You are reading a single comment by @Oliver Schick and its replies. Click here to read the full conversation.
  • It's not quite the French equivalent to closing Eton (I guess that would be the ENS)

    Aren’t the grandes ecoles universities, where Eton is a college?

  • Aren’t the grandes ecoles universities, where Eton is a college?

    Sorry, missed this. Yes, but they're funny kinds of universities. I was trying to work out how entrenched privilege mainly goes in the education system, and finds its connections, and I think in France it's less at secondary/A-level school level than at university. Obviously, one might say that that's precisely what makes it non-comparable.

  • Grandes Écoles (and there are many of them) are definitely not universities. Not the ones I've attended anyway.
    All GE have a very selective entry process. Not based on your grades at the baccalaureat but with a very hard entry exam.
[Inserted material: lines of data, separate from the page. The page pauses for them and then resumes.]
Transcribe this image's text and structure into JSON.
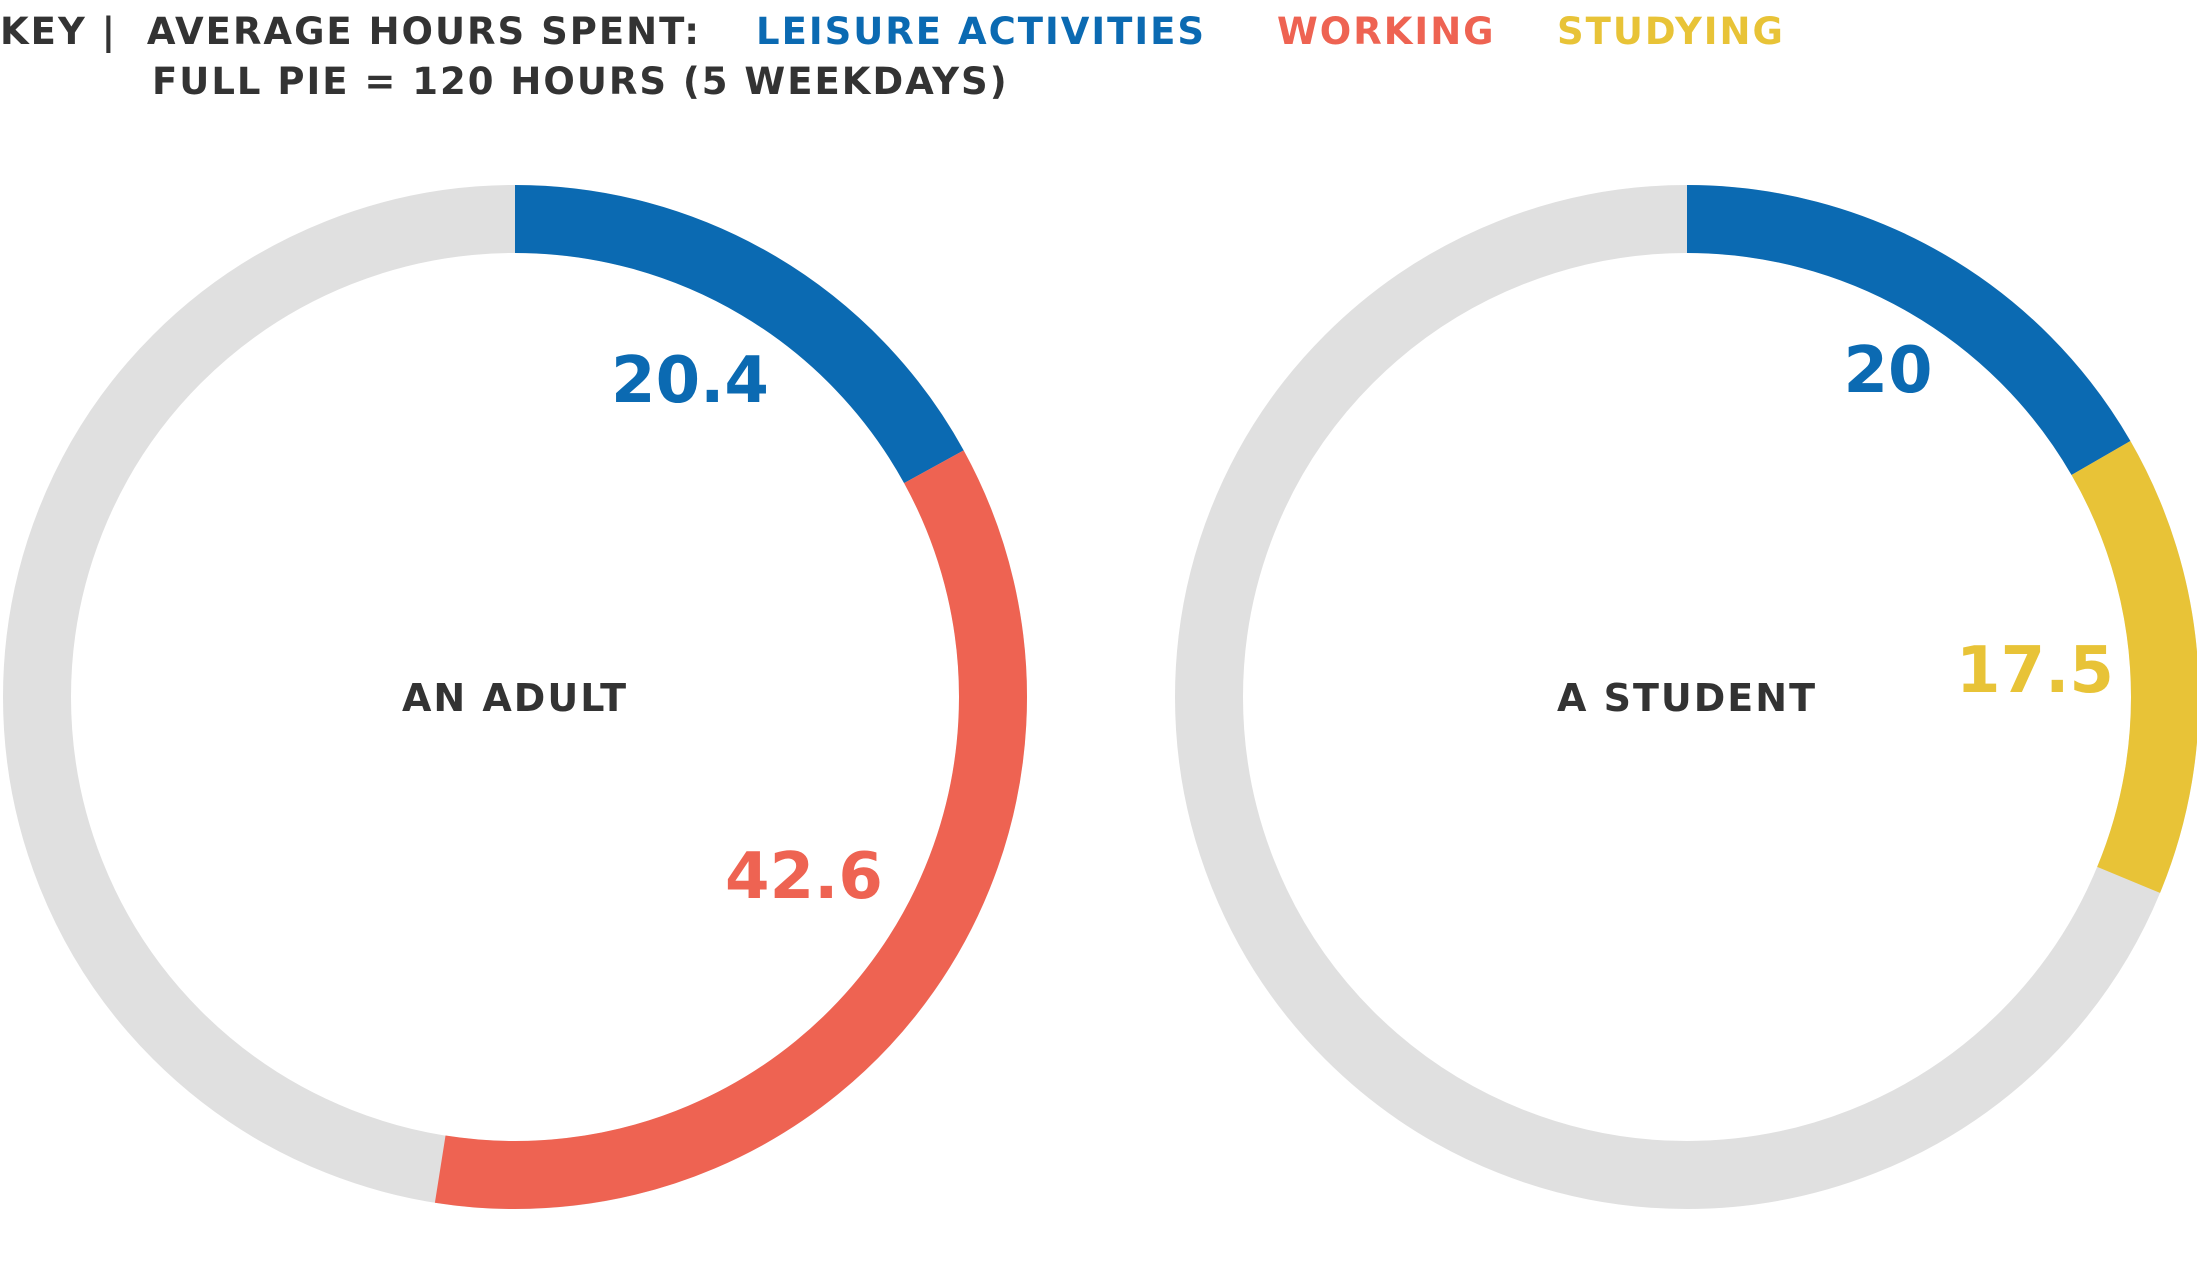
{
  "legend": {
    "prefix": "KEY |",
    "title": "AVERAGE HOURS SPENT:",
    "subtitle": "FULL PIE = 120 HOURS (5 WEEKDAYS)",
    "items": [
      {
        "label": "LEISURE ACTIVITIES",
        "color": "#0b6ab2"
      },
      {
        "label": "WORKING",
        "color": "#ee6352"
      },
      {
        "label": "STUDYING",
        "color": "#e8c337"
      }
    ]
  },
  "chart_data": [
    {
      "type": "pie",
      "style": "donut",
      "center_label": "AN ADULT",
      "total": 120,
      "track_color": "#e0e0e0",
      "slices": [
        {
          "category": "LEISURE ACTIVITIES",
          "value": 20.4,
          "label": "20.4",
          "color": "#0b6ab2"
        },
        {
          "category": "WORKING",
          "value": 42.6,
          "label": "42.6",
          "color": "#ee6352"
        }
      ]
    },
    {
      "type": "pie",
      "style": "donut",
      "center_label": "A STUDENT",
      "total": 120,
      "track_color": "#e0e0e0",
      "slices": [
        {
          "category": "LEISURE ACTIVITIES",
          "value": 20,
          "label": "20",
          "color": "#0b6ab2"
        },
        {
          "category": "STUDYING",
          "value": 17.5,
          "label": "17.5",
          "color": "#e8c337"
        }
      ]
    }
  ]
}
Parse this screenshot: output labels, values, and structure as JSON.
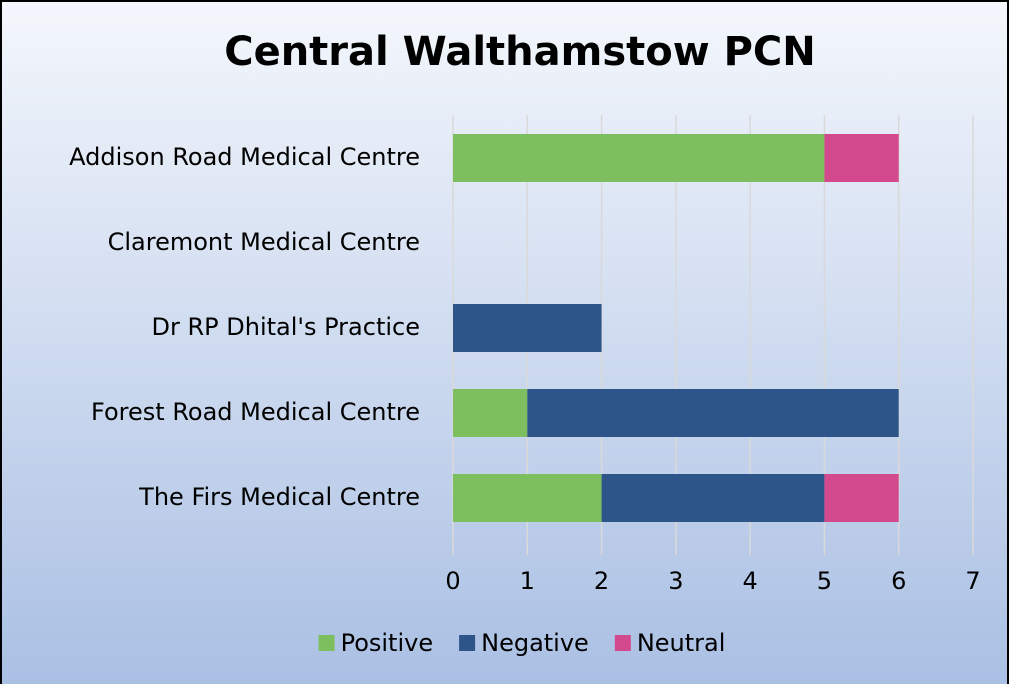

To sit that exam, you will have to have been attending a prep school (very often private high schools in the largest cities only, and if you studied in the "province" or shires you're already at a disadvantage cos the concept of GE is a very Paris-centric one with all the snotty snobbishness you can imagine).
    I'm surprised that Macron is able to replace the grandest of GE, the ENA where past leaders, ambassadors, prefects learn the ropes about leading and running a country, with something a little less elitist-looking at least on the surface.
    What I'm not surprised about though is that he's attempting to push through more much-needed reforms.
    I wonder if the sons and daughters of the bourgeois families who are going to be the ones impacted the most by this small revolution will descend sporting Dior and St Laurent-branded gilets jaunes.